00:00Romain, vous l'avez dit, depuis la frappe du 21 novembre,
00:02on a appris à connaître des informations sur un missile qu'on ne connaissait pas bien,
00:06parce qu'en réalité, c'est un missile qui était toujours en phase expérimentale.
00:10On ne connaît pas le nombre dont dispose exactement la Russie.
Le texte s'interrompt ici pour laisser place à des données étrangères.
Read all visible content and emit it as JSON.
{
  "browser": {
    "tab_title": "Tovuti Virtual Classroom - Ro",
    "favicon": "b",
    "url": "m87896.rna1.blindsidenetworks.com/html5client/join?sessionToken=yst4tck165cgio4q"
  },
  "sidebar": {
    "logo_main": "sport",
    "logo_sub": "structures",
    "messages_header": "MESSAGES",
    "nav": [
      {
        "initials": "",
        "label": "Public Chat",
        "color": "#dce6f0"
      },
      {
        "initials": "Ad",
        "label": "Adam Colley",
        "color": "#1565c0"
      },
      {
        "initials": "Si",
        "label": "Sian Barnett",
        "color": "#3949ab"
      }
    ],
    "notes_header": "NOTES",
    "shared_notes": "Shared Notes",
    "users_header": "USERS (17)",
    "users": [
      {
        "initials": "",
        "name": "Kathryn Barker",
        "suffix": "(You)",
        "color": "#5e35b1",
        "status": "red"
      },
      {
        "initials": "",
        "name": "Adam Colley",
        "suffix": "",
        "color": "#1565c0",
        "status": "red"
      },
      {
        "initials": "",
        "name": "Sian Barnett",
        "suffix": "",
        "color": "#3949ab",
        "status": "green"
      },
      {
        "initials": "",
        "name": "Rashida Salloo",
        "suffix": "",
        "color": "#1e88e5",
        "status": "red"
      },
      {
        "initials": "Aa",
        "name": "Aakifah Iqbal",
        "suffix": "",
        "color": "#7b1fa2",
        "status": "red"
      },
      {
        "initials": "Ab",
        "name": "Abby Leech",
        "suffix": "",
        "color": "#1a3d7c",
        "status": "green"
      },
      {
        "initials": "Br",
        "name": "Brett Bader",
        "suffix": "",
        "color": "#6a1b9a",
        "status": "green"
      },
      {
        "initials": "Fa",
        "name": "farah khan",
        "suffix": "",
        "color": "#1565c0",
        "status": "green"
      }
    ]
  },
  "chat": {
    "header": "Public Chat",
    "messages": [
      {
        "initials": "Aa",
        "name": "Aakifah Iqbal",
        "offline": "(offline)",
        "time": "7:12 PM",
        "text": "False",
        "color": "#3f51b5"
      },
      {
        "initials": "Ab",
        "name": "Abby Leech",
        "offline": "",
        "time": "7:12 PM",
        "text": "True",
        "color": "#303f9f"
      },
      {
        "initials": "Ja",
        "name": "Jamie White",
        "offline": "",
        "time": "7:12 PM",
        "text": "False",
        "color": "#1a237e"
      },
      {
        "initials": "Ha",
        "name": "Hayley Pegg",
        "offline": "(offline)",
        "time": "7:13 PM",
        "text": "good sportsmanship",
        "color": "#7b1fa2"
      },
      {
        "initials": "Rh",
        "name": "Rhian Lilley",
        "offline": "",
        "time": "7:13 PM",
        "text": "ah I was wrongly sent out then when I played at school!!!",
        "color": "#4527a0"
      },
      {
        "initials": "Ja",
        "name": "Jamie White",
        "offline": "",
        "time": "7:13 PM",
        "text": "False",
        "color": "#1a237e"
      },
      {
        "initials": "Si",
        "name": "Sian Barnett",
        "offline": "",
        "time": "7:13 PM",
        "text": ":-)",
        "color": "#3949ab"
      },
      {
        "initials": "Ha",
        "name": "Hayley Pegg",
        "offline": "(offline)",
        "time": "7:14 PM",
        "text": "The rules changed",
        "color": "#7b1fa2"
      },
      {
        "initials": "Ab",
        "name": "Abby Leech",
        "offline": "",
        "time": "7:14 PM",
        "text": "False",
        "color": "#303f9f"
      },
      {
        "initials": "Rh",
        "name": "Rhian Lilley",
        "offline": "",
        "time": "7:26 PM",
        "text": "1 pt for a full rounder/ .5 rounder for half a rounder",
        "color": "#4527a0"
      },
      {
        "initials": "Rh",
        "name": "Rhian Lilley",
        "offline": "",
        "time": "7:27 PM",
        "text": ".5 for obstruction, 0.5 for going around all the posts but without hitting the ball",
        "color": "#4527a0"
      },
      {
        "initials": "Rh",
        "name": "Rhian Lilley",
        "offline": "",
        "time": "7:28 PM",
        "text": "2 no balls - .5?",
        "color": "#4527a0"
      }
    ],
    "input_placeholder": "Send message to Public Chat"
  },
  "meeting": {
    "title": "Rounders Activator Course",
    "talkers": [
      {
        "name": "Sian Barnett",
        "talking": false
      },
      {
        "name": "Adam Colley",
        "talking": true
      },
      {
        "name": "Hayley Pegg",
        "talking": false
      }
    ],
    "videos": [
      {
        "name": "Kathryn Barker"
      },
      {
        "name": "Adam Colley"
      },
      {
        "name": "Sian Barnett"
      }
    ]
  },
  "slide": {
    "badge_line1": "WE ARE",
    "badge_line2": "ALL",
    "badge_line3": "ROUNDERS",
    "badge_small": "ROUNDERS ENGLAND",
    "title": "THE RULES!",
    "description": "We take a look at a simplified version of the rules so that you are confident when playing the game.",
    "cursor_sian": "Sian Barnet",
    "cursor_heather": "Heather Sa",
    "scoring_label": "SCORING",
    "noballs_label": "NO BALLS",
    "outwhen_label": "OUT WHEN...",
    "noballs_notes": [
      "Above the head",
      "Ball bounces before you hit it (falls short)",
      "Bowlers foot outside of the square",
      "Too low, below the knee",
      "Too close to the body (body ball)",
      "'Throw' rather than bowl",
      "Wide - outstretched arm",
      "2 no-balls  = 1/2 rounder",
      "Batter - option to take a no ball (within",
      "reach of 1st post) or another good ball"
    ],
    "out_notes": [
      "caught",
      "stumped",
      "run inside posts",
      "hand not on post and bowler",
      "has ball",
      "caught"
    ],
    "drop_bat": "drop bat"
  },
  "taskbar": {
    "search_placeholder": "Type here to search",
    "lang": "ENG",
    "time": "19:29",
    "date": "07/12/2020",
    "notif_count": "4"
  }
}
00:13On sait que sa portée aujourd'hui est une portée régionale
00:17et peut couvrir l'ensemble des villes de l'Ukraine,
00:19mais également l'ensemble des villes de l'Europe de l'Ouest,
00:21comme on le voit sur cette image.
00:22Le but de ce missile, c'est de nous dissuader, de nous faire peur,
00:25donc c'est l'intérêt de montrer ces images.
00:27En particulier, les montées, il est difficile à détruire
00:29parce qu'il est monté sur un véhicule, il est mobile,
00:31donc pas facile de trouver sa position.
00:34Et une particularité, c'est qu'effectivement,
00:36il peut délivrer à la fois des ogives nucléaires et des ogives conventionnelles.
00:40Dans la frappe qu'il a effectuée sur Dnipro, c'était même des ogives inertes.
00:43Et effectivement, il est très difficile à intercepter
00:45avec les systèmes en service actuellement en Europe
00:48et donc il est quand même globalement invulnérable si les Russes décident de l'utiliser.
00:53Donc c'est vraiment une nouvelle menace sur le théâtre ukrainien.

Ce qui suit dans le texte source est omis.